The despair reaches so deep into me I wonder if I should just end it.

Then suddenly the despair lurches into blind rage, anger that Zedd isn’t here, isn’t just killing everyone and running away with me.

He said I’m his, so why isn’t he just killing everyone and making me his, comes the sulky pouty thought that I know is childish and unrealistic, that works great in the fairytale of my fantasy but would end with Zedd full of bullet-holes and my life destroyed even worse than if I just submitted to my fate and married Ralph Romero.

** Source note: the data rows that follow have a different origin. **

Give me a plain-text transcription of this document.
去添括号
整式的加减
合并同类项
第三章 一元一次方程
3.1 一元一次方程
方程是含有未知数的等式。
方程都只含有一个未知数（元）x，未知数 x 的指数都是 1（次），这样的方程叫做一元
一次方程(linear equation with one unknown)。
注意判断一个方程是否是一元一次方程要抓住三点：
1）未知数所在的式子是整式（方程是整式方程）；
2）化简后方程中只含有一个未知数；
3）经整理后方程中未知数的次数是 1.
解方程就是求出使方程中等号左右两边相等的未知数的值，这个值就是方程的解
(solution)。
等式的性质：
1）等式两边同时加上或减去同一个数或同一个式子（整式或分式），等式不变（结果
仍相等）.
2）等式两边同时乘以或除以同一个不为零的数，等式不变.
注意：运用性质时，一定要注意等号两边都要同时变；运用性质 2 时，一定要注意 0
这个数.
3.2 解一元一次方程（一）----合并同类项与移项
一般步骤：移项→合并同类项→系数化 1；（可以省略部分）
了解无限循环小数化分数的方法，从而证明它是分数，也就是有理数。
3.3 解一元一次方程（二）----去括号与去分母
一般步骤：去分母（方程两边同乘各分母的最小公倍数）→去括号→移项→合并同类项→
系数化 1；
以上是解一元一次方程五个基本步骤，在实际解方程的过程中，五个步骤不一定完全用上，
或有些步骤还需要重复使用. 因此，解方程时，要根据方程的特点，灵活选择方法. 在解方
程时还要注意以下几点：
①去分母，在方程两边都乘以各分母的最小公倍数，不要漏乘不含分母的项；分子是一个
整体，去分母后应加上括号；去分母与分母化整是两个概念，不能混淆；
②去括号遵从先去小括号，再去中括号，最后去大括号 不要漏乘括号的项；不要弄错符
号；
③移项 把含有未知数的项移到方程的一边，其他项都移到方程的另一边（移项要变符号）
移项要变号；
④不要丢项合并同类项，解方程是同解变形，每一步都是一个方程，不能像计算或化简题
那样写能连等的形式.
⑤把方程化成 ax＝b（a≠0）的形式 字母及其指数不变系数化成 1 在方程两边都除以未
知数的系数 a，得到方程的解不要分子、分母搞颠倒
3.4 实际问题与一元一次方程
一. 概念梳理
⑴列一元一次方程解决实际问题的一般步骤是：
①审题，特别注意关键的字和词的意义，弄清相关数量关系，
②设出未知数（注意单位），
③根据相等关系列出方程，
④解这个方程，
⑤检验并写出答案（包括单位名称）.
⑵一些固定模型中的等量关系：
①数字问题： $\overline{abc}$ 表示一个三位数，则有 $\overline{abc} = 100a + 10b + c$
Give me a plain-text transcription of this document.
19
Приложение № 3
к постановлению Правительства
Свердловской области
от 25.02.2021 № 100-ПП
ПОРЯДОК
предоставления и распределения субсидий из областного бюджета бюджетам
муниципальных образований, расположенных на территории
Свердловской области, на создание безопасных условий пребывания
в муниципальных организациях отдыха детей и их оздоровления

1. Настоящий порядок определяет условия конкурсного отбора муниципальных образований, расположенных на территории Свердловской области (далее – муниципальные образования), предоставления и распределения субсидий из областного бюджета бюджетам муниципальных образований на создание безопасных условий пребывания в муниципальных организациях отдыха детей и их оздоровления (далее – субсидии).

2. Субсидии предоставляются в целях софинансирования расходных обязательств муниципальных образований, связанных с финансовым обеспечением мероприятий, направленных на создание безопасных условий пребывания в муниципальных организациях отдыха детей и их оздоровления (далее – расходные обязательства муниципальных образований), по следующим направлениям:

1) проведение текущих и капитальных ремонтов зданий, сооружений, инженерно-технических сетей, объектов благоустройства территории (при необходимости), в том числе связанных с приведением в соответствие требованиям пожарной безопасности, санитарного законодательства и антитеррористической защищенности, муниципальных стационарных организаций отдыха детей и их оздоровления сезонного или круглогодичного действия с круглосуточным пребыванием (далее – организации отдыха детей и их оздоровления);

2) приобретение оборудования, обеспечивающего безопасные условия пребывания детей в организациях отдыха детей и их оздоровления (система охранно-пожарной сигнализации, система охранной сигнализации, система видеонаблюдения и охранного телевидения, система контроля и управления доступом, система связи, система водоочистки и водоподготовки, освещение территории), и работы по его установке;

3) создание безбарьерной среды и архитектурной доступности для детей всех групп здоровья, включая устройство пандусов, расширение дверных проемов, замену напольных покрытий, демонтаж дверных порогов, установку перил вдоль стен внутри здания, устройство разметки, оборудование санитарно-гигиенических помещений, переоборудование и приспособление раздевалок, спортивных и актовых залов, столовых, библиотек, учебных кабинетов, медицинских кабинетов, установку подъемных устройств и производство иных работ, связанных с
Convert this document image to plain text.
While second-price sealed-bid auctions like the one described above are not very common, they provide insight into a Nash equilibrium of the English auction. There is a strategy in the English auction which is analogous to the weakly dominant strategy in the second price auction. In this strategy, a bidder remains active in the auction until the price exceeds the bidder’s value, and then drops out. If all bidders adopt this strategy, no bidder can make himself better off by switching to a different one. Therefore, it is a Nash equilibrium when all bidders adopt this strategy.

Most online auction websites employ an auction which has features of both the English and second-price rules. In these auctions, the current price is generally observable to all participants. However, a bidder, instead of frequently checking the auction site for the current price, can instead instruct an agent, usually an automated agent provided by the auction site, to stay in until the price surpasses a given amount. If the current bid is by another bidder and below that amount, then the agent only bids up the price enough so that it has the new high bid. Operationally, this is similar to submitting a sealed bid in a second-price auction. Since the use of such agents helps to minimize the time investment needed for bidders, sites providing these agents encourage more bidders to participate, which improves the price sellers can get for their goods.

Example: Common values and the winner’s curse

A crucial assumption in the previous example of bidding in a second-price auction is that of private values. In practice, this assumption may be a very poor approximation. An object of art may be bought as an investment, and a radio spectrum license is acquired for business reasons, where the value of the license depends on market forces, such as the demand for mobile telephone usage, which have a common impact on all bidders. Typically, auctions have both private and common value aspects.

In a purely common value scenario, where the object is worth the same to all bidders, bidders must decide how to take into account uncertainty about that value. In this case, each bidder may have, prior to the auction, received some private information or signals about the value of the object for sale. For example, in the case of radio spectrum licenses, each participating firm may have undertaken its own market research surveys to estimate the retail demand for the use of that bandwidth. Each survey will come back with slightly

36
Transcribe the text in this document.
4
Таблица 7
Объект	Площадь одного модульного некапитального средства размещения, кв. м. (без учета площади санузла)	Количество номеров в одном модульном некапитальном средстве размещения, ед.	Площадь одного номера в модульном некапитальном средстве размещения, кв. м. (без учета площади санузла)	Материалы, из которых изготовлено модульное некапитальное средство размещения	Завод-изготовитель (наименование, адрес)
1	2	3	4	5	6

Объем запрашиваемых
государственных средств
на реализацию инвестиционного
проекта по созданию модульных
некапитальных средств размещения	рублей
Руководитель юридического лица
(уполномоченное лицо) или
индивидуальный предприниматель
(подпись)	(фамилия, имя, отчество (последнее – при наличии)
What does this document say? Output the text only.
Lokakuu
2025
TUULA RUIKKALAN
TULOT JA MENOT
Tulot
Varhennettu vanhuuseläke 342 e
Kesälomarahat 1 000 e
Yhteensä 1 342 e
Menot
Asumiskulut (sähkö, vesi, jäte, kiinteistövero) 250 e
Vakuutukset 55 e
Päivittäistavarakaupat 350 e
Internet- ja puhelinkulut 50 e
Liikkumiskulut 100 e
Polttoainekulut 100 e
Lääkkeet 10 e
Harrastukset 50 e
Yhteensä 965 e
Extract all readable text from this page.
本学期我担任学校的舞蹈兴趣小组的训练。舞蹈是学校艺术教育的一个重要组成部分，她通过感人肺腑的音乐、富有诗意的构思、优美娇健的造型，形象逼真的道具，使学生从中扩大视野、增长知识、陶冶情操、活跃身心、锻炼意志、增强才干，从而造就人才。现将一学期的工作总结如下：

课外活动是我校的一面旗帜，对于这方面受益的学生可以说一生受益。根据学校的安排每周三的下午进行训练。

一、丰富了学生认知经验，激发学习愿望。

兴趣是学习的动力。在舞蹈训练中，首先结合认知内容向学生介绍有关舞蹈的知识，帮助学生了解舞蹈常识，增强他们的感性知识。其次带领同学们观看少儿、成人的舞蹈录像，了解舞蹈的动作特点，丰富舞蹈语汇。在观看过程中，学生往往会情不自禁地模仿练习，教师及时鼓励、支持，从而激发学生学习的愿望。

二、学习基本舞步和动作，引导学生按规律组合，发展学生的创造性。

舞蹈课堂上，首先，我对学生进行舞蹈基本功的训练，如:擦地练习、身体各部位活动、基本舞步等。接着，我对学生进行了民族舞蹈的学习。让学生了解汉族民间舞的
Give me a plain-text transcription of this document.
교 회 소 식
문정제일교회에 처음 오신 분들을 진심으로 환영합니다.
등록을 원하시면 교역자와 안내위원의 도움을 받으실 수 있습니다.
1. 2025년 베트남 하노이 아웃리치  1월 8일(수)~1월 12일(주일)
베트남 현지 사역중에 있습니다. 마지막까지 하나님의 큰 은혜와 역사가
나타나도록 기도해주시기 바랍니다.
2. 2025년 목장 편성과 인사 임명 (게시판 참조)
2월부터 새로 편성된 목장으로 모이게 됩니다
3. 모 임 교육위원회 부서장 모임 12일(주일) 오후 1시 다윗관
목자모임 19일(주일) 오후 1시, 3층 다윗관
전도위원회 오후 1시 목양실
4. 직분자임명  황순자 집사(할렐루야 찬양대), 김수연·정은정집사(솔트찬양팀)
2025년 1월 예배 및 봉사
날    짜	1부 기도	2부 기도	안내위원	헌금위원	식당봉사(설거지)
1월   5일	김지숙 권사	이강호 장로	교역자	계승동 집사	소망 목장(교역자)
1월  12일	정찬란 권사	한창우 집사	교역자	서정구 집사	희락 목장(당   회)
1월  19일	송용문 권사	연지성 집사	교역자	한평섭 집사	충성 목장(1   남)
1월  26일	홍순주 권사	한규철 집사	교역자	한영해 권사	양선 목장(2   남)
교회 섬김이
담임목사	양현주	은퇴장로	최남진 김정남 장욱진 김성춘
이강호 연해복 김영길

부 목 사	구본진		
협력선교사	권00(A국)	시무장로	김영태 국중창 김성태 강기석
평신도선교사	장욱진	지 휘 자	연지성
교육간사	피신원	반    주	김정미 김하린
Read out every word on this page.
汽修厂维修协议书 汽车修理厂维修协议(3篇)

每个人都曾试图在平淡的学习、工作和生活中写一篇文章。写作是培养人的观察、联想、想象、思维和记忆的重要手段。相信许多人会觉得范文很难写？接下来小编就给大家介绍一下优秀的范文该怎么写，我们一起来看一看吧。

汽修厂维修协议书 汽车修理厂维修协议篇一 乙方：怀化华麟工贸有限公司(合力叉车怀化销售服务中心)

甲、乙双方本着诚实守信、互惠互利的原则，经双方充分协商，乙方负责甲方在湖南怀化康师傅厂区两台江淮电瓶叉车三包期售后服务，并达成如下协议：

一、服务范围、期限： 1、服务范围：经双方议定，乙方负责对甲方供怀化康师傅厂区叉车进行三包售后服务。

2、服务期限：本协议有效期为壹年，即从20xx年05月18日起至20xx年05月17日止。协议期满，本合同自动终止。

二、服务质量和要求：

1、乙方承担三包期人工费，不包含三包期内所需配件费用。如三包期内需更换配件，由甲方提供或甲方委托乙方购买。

Which I’m going to do, comes the resigned reminder pouting back at me from the mirror. It’s over. Three weeks is what you had with your true love, and it’s over now.

Sure, Zedd swore he’d find a way to sneak into the Romero estate once I moved there, but we both know that’s far too dangerous—for both of us. Ralph Romero wouldn’t hesitate to execute his own cheating wife, and although Father might be tempted to start a war of vengeance, the depressing truth is the Consortium of Families would rule that Ralph was justified and Father needed to stand down or else face censure by most of the American mafia families.